Table 2 Estimated age-adjusted incidence rate ratios (IRR) and 95% confidence intervals (CI) for developing CSCC by different types of tobacco

Snuff use was found to be negatively associated with the risk of developing CSCC (IRR 0.64; 95% CI 0.44–0.95). This effect was even stronger among those who had used snuff for more than 30 years. Subjects categorised as underweight, overweight or obese were not at an increased risk of CSCC compared to those of normal weight.

Discussion

Our main finding is that the use of tobacco smoking is not associated with an increased risk of CSCC, although we found a negative association between oral moist snuff and CSCC risk. The potential impact of occupational sunlight exposure on CSCC in this cohort has been evaluated previously and no association was found (Håkansson et al, 2001), perhaps because outdoor workers wear protective clothing while working. Unfortunately, we do not have information on recreational sun habits among the cohort members.

Previous investigations have reported relative risks of 1.5–4.1 between cigarette smoking and CSCC (Aubry and MacGibbon, 1985; Grodstein et al, 1995; Ramsay et al, 2000; De Hertog et al, 2001; Struijk et al, 2003), whereas others found no such association (Chen et al, 2003; Lindelöf et al, 2003). In general, most studies have been case–control in design, focused only on cigarette smoking and used rather crude exposure measures; previous cohort studies were unable to study skin cancer since they mainly used mortality instead of incidence data.
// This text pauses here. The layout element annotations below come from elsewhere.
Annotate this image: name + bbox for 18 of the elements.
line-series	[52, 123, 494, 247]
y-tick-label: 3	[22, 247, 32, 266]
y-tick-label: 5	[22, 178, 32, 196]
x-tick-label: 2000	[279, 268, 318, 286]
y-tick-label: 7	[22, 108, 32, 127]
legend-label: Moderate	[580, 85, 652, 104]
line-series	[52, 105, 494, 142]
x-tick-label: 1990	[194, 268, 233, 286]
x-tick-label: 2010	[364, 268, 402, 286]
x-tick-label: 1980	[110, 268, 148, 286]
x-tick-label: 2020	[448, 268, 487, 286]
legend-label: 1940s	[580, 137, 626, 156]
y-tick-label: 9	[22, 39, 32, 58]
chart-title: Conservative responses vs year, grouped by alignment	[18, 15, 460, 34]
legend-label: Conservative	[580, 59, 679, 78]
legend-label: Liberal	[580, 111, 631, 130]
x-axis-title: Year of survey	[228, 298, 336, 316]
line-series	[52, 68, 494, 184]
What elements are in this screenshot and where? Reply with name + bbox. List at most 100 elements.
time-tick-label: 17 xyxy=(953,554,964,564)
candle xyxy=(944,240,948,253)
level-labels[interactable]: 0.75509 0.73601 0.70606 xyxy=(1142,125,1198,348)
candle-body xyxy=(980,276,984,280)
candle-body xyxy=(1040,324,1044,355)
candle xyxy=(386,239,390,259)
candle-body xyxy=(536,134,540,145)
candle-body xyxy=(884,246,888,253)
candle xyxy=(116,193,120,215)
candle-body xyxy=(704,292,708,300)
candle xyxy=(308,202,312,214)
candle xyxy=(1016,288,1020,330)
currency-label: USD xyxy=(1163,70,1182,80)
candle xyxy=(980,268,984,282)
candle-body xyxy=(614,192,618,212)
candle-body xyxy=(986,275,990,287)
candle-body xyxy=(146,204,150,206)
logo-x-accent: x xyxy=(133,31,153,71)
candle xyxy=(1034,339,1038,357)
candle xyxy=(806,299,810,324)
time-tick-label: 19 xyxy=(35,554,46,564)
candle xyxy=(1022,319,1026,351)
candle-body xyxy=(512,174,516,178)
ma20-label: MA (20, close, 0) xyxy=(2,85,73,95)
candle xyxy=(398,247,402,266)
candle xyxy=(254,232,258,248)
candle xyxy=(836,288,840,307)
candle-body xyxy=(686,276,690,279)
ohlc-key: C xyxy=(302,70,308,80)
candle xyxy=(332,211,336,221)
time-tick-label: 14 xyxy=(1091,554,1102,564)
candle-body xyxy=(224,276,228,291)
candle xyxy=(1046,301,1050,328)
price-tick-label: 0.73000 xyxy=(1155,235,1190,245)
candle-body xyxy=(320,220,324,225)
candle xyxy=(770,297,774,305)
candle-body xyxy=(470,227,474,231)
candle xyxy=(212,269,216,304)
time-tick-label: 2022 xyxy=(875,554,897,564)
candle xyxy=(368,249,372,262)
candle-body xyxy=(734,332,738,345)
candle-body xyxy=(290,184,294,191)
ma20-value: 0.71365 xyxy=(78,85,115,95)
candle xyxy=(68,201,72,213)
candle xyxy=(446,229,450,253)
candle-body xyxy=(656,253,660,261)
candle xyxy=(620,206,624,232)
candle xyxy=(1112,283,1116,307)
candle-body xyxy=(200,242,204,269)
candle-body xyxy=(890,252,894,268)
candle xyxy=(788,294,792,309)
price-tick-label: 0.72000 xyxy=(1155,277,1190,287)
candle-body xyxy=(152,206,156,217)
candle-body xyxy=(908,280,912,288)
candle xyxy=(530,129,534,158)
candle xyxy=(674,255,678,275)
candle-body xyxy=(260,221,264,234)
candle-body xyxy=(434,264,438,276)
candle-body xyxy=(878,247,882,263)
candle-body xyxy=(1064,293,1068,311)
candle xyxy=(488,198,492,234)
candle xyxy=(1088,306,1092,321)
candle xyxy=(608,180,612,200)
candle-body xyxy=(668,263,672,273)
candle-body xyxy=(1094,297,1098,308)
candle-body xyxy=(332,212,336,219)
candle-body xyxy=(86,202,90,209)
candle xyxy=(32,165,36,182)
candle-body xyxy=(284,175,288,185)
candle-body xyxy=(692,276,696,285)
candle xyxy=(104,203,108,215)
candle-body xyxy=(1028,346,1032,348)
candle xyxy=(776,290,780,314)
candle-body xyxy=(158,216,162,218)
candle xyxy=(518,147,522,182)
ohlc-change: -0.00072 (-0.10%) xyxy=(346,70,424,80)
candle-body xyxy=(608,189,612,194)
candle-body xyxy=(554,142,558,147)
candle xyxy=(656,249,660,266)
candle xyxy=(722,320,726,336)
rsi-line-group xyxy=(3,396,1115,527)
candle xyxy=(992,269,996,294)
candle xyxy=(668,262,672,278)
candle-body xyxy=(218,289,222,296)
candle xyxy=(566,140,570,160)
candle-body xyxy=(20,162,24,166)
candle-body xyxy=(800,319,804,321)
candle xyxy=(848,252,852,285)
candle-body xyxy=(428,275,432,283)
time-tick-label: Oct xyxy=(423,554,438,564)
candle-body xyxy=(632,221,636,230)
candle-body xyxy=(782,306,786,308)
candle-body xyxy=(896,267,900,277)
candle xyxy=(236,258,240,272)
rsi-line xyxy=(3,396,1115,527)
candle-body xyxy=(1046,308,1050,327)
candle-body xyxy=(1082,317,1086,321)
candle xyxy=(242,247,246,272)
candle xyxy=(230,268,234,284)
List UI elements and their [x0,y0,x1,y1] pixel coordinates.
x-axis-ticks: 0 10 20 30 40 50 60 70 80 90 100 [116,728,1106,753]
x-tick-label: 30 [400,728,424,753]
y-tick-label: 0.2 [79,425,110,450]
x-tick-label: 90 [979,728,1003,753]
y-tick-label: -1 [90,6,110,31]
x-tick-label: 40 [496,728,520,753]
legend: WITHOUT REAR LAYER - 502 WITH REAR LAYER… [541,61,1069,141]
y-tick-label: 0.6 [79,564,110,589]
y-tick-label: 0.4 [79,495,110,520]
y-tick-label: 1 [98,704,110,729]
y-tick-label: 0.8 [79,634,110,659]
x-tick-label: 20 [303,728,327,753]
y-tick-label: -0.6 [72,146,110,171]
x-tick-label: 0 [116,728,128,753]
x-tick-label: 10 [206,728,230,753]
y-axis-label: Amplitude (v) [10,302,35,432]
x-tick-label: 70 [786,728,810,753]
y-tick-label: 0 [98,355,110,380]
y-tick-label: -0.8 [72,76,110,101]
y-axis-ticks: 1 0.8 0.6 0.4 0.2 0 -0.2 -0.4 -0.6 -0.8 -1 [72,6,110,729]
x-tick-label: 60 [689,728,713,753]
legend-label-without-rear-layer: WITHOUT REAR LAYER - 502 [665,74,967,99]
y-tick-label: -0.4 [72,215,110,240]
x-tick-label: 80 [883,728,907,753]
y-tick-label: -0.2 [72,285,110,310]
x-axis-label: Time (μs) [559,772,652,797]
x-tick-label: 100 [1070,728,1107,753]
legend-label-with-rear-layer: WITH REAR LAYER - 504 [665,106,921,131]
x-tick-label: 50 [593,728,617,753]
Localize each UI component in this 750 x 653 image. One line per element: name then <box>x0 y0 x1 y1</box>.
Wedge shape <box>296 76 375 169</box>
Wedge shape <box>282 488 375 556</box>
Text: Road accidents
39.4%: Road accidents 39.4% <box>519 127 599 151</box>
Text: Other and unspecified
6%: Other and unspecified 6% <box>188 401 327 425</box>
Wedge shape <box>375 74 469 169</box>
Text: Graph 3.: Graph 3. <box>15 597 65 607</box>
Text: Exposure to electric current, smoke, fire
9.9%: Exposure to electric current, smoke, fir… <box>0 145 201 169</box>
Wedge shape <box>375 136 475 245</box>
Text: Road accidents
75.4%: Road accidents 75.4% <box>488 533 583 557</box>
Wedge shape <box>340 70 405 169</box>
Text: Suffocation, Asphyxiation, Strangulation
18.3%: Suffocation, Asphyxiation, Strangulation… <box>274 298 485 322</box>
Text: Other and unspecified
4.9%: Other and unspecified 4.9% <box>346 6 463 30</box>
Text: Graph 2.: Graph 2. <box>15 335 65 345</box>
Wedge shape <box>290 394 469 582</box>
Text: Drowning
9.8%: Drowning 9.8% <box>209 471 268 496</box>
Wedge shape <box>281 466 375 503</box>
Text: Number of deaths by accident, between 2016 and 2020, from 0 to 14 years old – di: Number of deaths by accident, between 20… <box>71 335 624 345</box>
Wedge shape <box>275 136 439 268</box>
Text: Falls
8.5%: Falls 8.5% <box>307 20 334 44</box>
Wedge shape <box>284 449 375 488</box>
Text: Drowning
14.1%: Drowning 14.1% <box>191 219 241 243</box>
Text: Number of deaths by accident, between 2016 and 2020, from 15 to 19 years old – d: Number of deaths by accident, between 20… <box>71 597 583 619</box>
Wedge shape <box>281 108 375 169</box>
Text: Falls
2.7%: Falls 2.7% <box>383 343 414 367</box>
In the few studies of pipe and cigar smoking and BMI as risk factors of CSCC (De Hertog et al, 2001; Efird et al, 2002; Chen et al, 2003), pipe smoking and underweight have been associated with elevated risk of CSCC in contrast to our results. No studies have specifically addressed the impact of snuff use on CSCC.

The major strengths of this study of Swedish construction workers are its large size, the prospective collection of exposure details and almost complete follow-up. Any residual misclassification would presumably be nondifferential and would not have any major impact on the findings.